Oh, a small detail we forgot: no navigation lights and the possibility of a Coast Guard patrol boat that would love to ticket us.

Heading east with eyes wide open, we saw ahead of us – you guessed it – a bright and shiny Coast Guard cutter coming right at us down the middle of the channel. It didn’t look like he had seen us yet, so we decided to separate and move way to the outside edges of the estuary and make a run for it. If we could get past them going 35, we might be able to lose them at the Fruitvale Bridge as they have to wait for it to open, and we could just go under.

Alameda Post - 1950s Coast Guard Cutter
Another postcard showing a typical Coast Guard Cutter of the 1950s. Photo Flickr

Crouched down on the deck, we passed. But they heard the motors in the dark. We saw the floodlights and heard the P.A. system sounding with authority, “This is the Coast Guard! Stop your motors for inspection!”

Yeah, right! We were committed and kept going. The cutter turned, but we were now ahead with maybe a quarter-mile lead. We thought we were fast, but the cutter was gaining. Our only hope was the Fruitvale Bridge. We crossed under the Park Street Bridge, with only one more to go, but the cutter was maybe an eighth of a mile away and closing.

Looking ahead now, we saw the Fruitvale. I couldn’t believe my eyes! It was starting to open! Those dirty rats on the cutter must have radioed the bridge. Under the bridge, now only 10 houses from home, the cutter was still waiting. What do we do?

Red thought quick as he saw the Chiquita in the water. “Let’s see if we can get the two smaller boats on the lift!” he said.

They fit and started to rise, just as the cutter cleared the Fruitvale Bridge. “Everybody duck and hold your breath!” We could only hope that Ben and Joanie stayed in the house watching television.
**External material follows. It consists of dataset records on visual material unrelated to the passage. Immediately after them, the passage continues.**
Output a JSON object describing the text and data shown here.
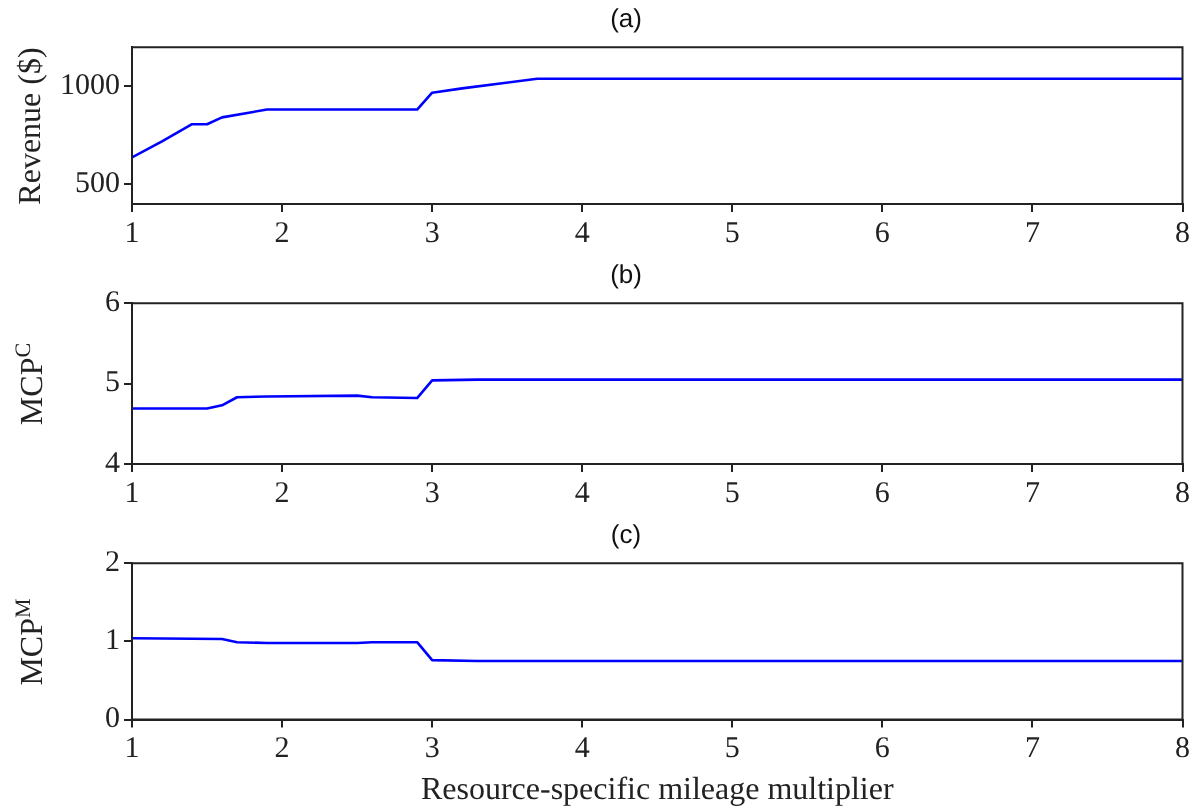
{
  "chart_data": [
    {
      "type": "line",
      "title": "(a)",
      "ylabel": "Revenue ($)",
      "xlim": [
        1,
        8
      ],
      "xticks": [
        1,
        2,
        3,
        4,
        5,
        6,
        7,
        8
      ],
      "ylim": [
        400,
        1200
      ],
      "yticks": [
        500,
        1000
      ],
      "grid": false,
      "legend": false,
      "marker": "none",
      "line_style": "solid",
      "series": [
        {
          "color": "#0000ff",
          "x": [
            1,
            1.2,
            1.4,
            1.5,
            1.6,
            1.9,
            2.5,
            2.9,
            3.0,
            3.2,
            3.7,
            8
          ],
          "values": [
            638,
            720,
            807,
            807,
            842,
            882,
            882,
            882,
            968,
            990,
            1039,
            1039
          ]
        }
      ]
    },
    {
      "type": "line",
      "title": "(b)",
      "ylabel": "MCP$^{C}$",
      "xlim": [
        1,
        8
      ],
      "xticks": [
        1,
        2,
        3,
        4,
        5,
        6,
        7,
        8
      ],
      "ylim": [
        4,
        6
      ],
      "yticks": [
        4,
        5,
        6
      ],
      "grid": false,
      "legend": false,
      "marker": "none",
      "line_style": "solid",
      "series": [
        {
          "color": "#0000ff",
          "x": [
            1,
            1.5,
            1.6,
            1.7,
            1.9,
            2.5,
            2.6,
            2.9,
            3.0,
            3.3,
            8
          ],
          "values": [
            4.69,
            4.69,
            4.73,
            4.83,
            4.84,
            4.85,
            4.83,
            4.82,
            5.04,
            5.05,
            5.05
          ]
        }
      ]
    },
    {
      "type": "line",
      "title": "(c)",
      "xlabel": "Resource-specific mileage multiplier",
      "ylabel": "MCP$^{M}$",
      "xlim": [
        1,
        8
      ],
      "xticks": [
        1,
        2,
        3,
        4,
        5,
        6,
        7,
        8
      ],
      "ylim": [
        0,
        2
      ],
      "yticks": [
        0,
        1,
        2
      ],
      "grid": false,
      "legend": false,
      "marker": "none",
      "line_style": "solid",
      "series": [
        {
          "color": "#0000ff",
          "x": [
            1,
            1.6,
            1.7,
            1.9,
            2.5,
            2.6,
            2.9,
            3.0,
            3.3,
            8
          ],
          "values": [
            1.04,
            1.03,
            0.99,
            0.98,
            0.98,
            0.99,
            0.99,
            0.76,
            0.75,
            0.75
          ]
        }
      ]
    }
  ]
}
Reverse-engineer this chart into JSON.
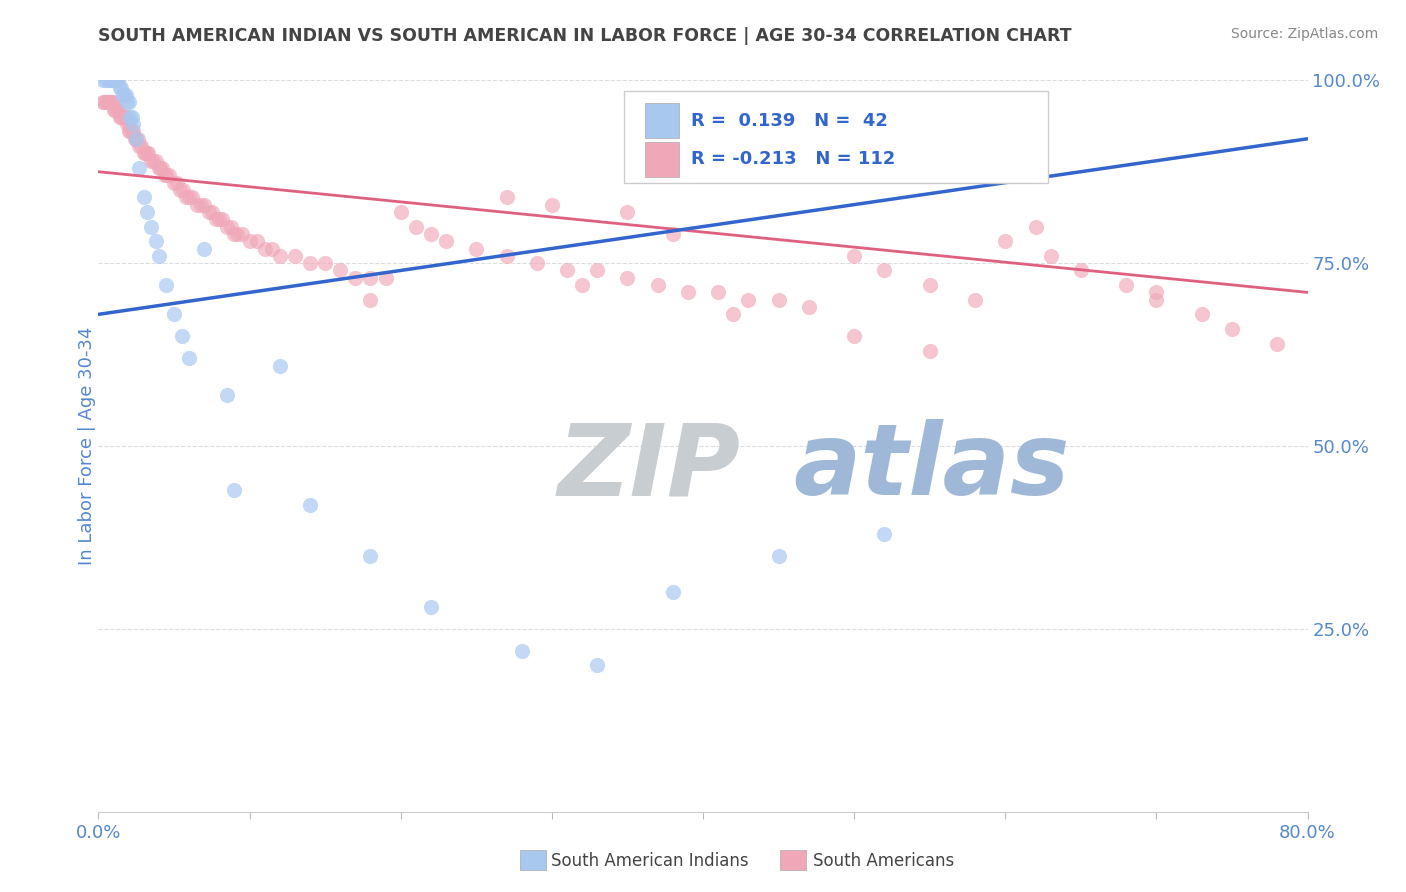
{
  "title": "SOUTH AMERICAN INDIAN VS SOUTH AMERICAN IN LABOR FORCE | AGE 30-34 CORRELATION CHART",
  "source_text": "Source: ZipAtlas.com",
  "ylabel": "In Labor Force | Age 30-34",
  "xlim": [
    0.0,
    0.8
  ],
  "ylim": [
    0.0,
    1.0
  ],
  "x_ticks": [
    0.0,
    0.1,
    0.2,
    0.3,
    0.4,
    0.5,
    0.6,
    0.7,
    0.8
  ],
  "y_ticks_right": [
    0.0,
    0.25,
    0.5,
    0.75,
    1.0
  ],
  "blue_color": "#A8C8F0",
  "pink_color": "#F0A8B8",
  "blue_line_color": "#3366CC",
  "pink_line_color": "#E06080",
  "watermark_zip_color": "#C8CDD2",
  "watermark_atlas_color": "#A0B8D8",
  "grid_color": "#DDDDDD",
  "title_color": "#444444",
  "axis_label_color": "#5588CC",
  "source_color": "#888888",
  "blue_line_x0": 0.0,
  "blue_line_y0": 0.68,
  "blue_line_x1": 0.8,
  "blue_line_y1": 0.92,
  "pink_line_x0": 0.0,
  "pink_line_y0": 0.875,
  "pink_line_x1": 0.8,
  "pink_line_y1": 0.71,
  "blue_pts_x": [
    0.003,
    0.005,
    0.007,
    0.008,
    0.009,
    0.01,
    0.01,
    0.012,
    0.013,
    0.014,
    0.015,
    0.016,
    0.017,
    0.018,
    0.019,
    0.02,
    0.021,
    0.022,
    0.023,
    0.025,
    0.027,
    0.03,
    0.032,
    0.035,
    0.038,
    0.04,
    0.045,
    0.05,
    0.055,
    0.06,
    0.07,
    0.085,
    0.09,
    0.12,
    0.14,
    0.18,
    0.22,
    0.28,
    0.33,
    0.38,
    0.45,
    0.52
  ],
  "blue_pts_y": [
    1.0,
    1.0,
    1.0,
    1.0,
    1.0,
    1.0,
    1.0,
    1.0,
    1.0,
    0.99,
    0.99,
    0.98,
    0.98,
    0.98,
    0.97,
    0.97,
    0.95,
    0.95,
    0.94,
    0.92,
    0.88,
    0.84,
    0.82,
    0.8,
    0.78,
    0.76,
    0.72,
    0.68,
    0.65,
    0.62,
    0.77,
    0.57,
    0.44,
    0.61,
    0.42,
    0.35,
    0.28,
    0.22,
    0.2,
    0.3,
    0.35,
    0.38
  ],
  "pink_pts_x": [
    0.003,
    0.004,
    0.005,
    0.006,
    0.007,
    0.008,
    0.009,
    0.01,
    0.01,
    0.011,
    0.012,
    0.013,
    0.014,
    0.015,
    0.016,
    0.017,
    0.018,
    0.019,
    0.02,
    0.02,
    0.021,
    0.022,
    0.023,
    0.024,
    0.025,
    0.026,
    0.027,
    0.028,
    0.03,
    0.031,
    0.032,
    0.033,
    0.035,
    0.036,
    0.038,
    0.04,
    0.041,
    0.042,
    0.044,
    0.045,
    0.047,
    0.05,
    0.052,
    0.054,
    0.056,
    0.058,
    0.06,
    0.062,
    0.065,
    0.068,
    0.07,
    0.073,
    0.075,
    0.078,
    0.08,
    0.082,
    0.085,
    0.088,
    0.09,
    0.092,
    0.095,
    0.1,
    0.105,
    0.11,
    0.115,
    0.12,
    0.13,
    0.14,
    0.15,
    0.16,
    0.17,
    0.18,
    0.19,
    0.2,
    0.21,
    0.22,
    0.23,
    0.25,
    0.27,
    0.29,
    0.31,
    0.33,
    0.35,
    0.37,
    0.39,
    0.41,
    0.43,
    0.45,
    0.47,
    0.5,
    0.52,
    0.55,
    0.58,
    0.6,
    0.63,
    0.65,
    0.68,
    0.7,
    0.73,
    0.75,
    0.78,
    0.5,
    0.55,
    0.38,
    0.42,
    0.62,
    0.7,
    0.3,
    0.35,
    0.27,
    0.32,
    0.18
  ],
  "pink_pts_y": [
    0.97,
    0.97,
    0.97,
    0.97,
    0.97,
    0.97,
    0.97,
    0.97,
    0.96,
    0.96,
    0.96,
    0.96,
    0.95,
    0.95,
    0.95,
    0.95,
    0.95,
    0.94,
    0.94,
    0.93,
    0.93,
    0.93,
    0.93,
    0.92,
    0.92,
    0.92,
    0.91,
    0.91,
    0.9,
    0.9,
    0.9,
    0.9,
    0.89,
    0.89,
    0.89,
    0.88,
    0.88,
    0.88,
    0.87,
    0.87,
    0.87,
    0.86,
    0.86,
    0.85,
    0.85,
    0.84,
    0.84,
    0.84,
    0.83,
    0.83,
    0.83,
    0.82,
    0.82,
    0.81,
    0.81,
    0.81,
    0.8,
    0.8,
    0.79,
    0.79,
    0.79,
    0.78,
    0.78,
    0.77,
    0.77,
    0.76,
    0.76,
    0.75,
    0.75,
    0.74,
    0.73,
    0.73,
    0.73,
    0.82,
    0.8,
    0.79,
    0.78,
    0.77,
    0.76,
    0.75,
    0.74,
    0.74,
    0.73,
    0.72,
    0.71,
    0.71,
    0.7,
    0.7,
    0.69,
    0.76,
    0.74,
    0.72,
    0.7,
    0.78,
    0.76,
    0.74,
    0.72,
    0.7,
    0.68,
    0.66,
    0.64,
    0.65,
    0.63,
    0.79,
    0.68,
    0.8,
    0.71,
    0.83,
    0.82,
    0.84,
    0.72,
    0.7
  ]
}
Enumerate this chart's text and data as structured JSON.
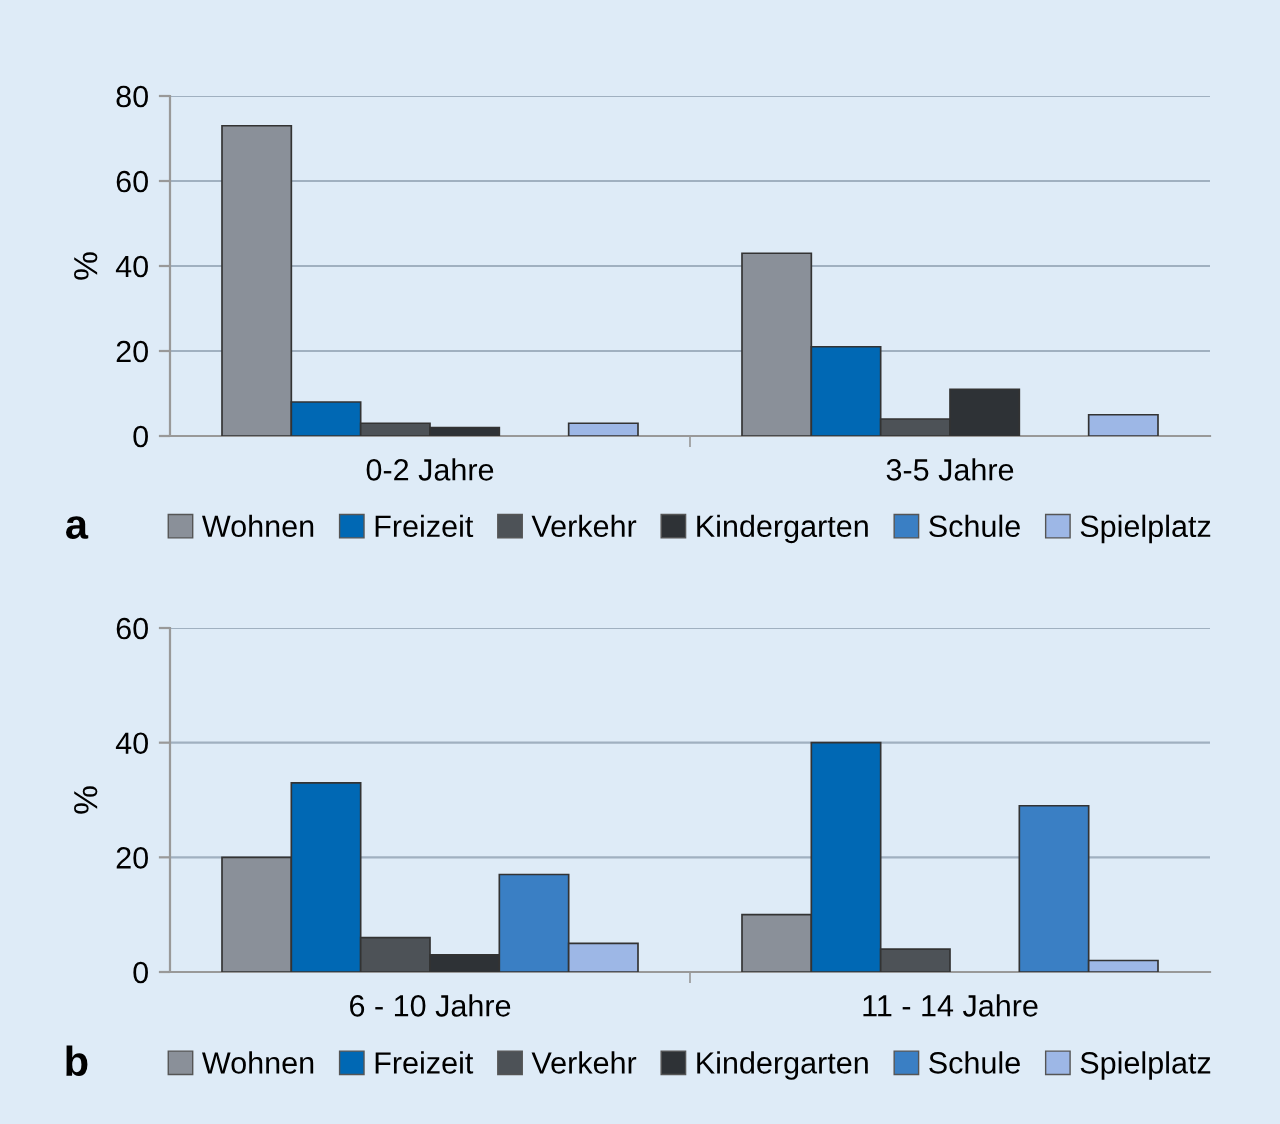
{
  "chart_data": [
    {
      "type": "bar",
      "ylabel": "%",
      "categories": [
        "0-2 Jahre",
        "3-5 Jahre"
      ],
      "ylim": [
        0,
        80
      ],
      "yticks": [
        0,
        20,
        40,
        60,
        80
      ],
      "grid": "y",
      "legend": "bottom",
      "annotations": [
        "a"
      ],
      "series": [
        {
          "name": "Wohnen",
          "color": "#8a9099",
          "values": [
            73,
            43
          ]
        },
        {
          "name": "Freizeit",
          "color": "#0068b4",
          "values": [
            8,
            21
          ]
        },
        {
          "name": "Verkehr",
          "color": "#4d5257",
          "values": [
            3,
            4
          ]
        },
        {
          "name": "Kindergarten",
          "color": "#2e3236",
          "values": [
            2,
            11
          ]
        },
        {
          "name": "Schule",
          "color": "#3a7fc4",
          "values": [
            null,
            null
          ]
        },
        {
          "name": "Spielplatz",
          "color": "#9db7e6",
          "values": [
            3,
            5
          ]
        }
      ]
    },
    {
      "type": "bar",
      "ylabel": "%",
      "categories": [
        "6 - 10 Jahre",
        "11 - 14 Jahre"
      ],
      "ylim": [
        0,
        60
      ],
      "yticks": [
        0,
        20,
        40,
        60
      ],
      "grid": "y",
      "legend": "bottom",
      "annotations": [
        "b"
      ],
      "series": [
        {
          "name": "Wohnen",
          "color": "#8a9099",
          "values": [
            20,
            10
          ]
        },
        {
          "name": "Freizeit",
          "color": "#0068b4",
          "values": [
            33,
            40
          ]
        },
        {
          "name": "Verkehr",
          "color": "#4d5257",
          "values": [
            6,
            4
          ]
        },
        {
          "name": "Kindergarten",
          "color": "#2e3236",
          "values": [
            3,
            null
          ]
        },
        {
          "name": "Schule",
          "color": "#3a7fc4",
          "values": [
            17,
            29
          ]
        },
        {
          "name": "Spielplatz",
          "color": "#9db7e6",
          "values": [
            5,
            2
          ]
        }
      ]
    }
  ]
}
The cutter passed slowly, floodlights scouring the piers. I must have held my breath for two minutes while it continued down through High Street. Then they returned, leaving the scene after having lost the objects of their pursuit.

No harm, no foul, no brains, no loss of life, no remorse, no return to San Francisco by small boat. Mom never knew.

The Prototype Skateboard

Alameda Post - 2x4 skateboard
A homemade skateboard fashioned from a 2×4. Photo

We were in need of a new challenge. Someone remembered the old orange crate coasters we built as kids. Why didn’t we improve on that concept? Let’s take an old 2×4 and some steel shoe skates, merge them, and try balancing.

Well, it kind of worked, but there were no hills in Alameda, so off we went to the Oakland Hills. Instead of a gradual hill, of course we went straight to Joaquin Miller Park. Big mistake. Gravity does work but not always to one’s benefit, as flatlanders would soon find out. At that time in history, bloody, holey Levis were not in vogue. Mom, on our meager budget, had to buy new pants for her stupid teenager; we decided to let someone in later years develop a better skateboard.

David LeMoine is retired from the Alameda Fire Department and now lives in Eagle, ID. These stories are excerpted from his book, I Could Have Died a Thousand Deaths, published by Big Boots Publishing of Redding, CA.